About Bram De Looze
There are those who arrive on the scene fully-formed, immediately claiming their own bright corner in a universe of possibilities, Thelonious Monk being the chief example among them (even though it took a while before everybody realised it). And then there are those whose potential and personality can be felt from the outset, but who consider their trajectory a laboratory of possibilities. Not to suggest that they start humbly and slowly become better at their jobs, but some keep enriching and refining their position with each new step. Bram De Looze (°1991) is certainly one of those musicians, always on the lookout for new options, detours and possibilities to expand his art.

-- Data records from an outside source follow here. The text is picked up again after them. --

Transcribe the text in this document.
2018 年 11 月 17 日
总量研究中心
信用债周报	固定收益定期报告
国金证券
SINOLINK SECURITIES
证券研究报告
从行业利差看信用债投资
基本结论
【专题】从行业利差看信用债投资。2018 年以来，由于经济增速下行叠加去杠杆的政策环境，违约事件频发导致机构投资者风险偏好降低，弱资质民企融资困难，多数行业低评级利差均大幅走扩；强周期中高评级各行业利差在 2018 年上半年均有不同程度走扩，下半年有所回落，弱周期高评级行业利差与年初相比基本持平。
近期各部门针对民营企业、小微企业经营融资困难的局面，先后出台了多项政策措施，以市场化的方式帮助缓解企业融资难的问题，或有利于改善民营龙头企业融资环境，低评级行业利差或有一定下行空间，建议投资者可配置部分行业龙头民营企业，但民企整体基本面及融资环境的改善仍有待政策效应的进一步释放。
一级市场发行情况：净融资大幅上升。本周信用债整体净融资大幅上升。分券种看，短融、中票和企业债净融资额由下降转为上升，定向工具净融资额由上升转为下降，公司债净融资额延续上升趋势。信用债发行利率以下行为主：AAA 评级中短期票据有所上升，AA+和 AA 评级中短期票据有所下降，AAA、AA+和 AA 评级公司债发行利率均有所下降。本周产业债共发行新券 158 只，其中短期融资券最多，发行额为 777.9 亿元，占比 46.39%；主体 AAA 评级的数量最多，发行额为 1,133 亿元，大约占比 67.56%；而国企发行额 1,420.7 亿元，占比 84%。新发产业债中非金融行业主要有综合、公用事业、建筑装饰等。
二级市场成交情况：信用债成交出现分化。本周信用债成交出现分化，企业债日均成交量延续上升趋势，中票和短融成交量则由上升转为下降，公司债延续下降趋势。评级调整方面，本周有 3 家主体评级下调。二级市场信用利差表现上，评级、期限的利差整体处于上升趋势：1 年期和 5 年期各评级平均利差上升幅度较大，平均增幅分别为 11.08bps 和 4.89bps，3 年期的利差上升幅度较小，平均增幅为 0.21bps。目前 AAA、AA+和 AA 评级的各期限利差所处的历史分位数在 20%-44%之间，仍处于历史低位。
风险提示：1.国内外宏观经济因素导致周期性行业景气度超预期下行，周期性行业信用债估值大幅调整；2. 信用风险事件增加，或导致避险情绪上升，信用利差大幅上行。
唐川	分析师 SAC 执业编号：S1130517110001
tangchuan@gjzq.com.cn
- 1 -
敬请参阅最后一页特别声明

As De Looze’s discography and web of national and international connections increase in size, it becomes more apparent how personal his music is and how it succeeds in combining an inner urge with an outward curiosity. His playing is refined and thoughtful, not just cerebral. If anything, the pianist is always on the lookout for new modes of expression, and not just experimenting with the key ingredients of melody, harmony and rhythm, but also going to a more basic, deeper level, where resonances, moods and densities are continually turned inside-out as parts of a steady work-in-progress.
De Looze made his entrance onto the national jazz scene with LABtrio (with Anneleen Boehme and Lander Gyselinck) and immediately impressed with his rich language, technical prowess and maturity, which earned him considerable praise from his peers. As happens so often, it was a period of studying abroad (at the New School For Jazz And Contemporary Music in New York, where he studied with Uri Caine and Marc Copland, amongst others) that sped things up considerably. De Looze launched the international Septych, released an album on the acclaimed Clean Feed-label, and kept searching for new modes of expression. One such example is his trio with fellow Belgian Robin Verheyen and drum master Joey Baron, which released MixMonk to great acclaim in 2019.
There was more. Besides solidifying the ever-expanding group of like-minded musicians (Stéphane Galland, Antoine Pierre, Dre Hocevar,…), De Looze also set out on a solo trajectory, and hardly a regular one. After paying a visit to Chris Maene’s collection of pianofortes, De Looze started a project using three such instruments, approaching their historical position from a contemporary viewpoint. The resulting album Piano e Forte (2016) and accompanying tour were met with rave reviews. Two years later, he recorded Switch The Stream with the revolutionary Chris Maene Straight Strung Grand Piano, once again allowing him to combine historical roots with modern techniques and perspectives. His most recent solo album – Colour Talk – introduces a Straight Strung Grand Piano by Rafael Viñoly, the next step in the merger of sound, conception and design.
As the histories of jazz and classical music keep expanding and being available, it can become challenging to make your own mark as a musician and composer. Technical skill and infinite knowledge of compositions will allow you to impress for a while, but it will not suffice to make an impact that lingers. You could connect De Looze to many of today’s piano masters, but only to a certain degree, as he always manages to add his own twist. He shares a talent for reinvention with Jason Moran, but does so from a completely different angle. Like Fred Hersch, he keeps refining that touch, but steers away from the romanticism. He has the broad imagination of a Mehldau, but replaced the Panavision approach with a more intimate one. Once in a while, De Looze’s ruminations might remind you of Craig Taborn’s architectural complexity, but with a lesser focus on the physicality.
Most of all, De Looze’s art is about shape-shifting. Not in the sense of replacing one thing with something completely different, but with a focus on steady evolution, the use of several idioms (whether it is jazz, classical music or free improvisation) and reinvention. It is a universe where meditation and adventure, dissonance and purity co-exist in a neverending attempt to capture the intangible.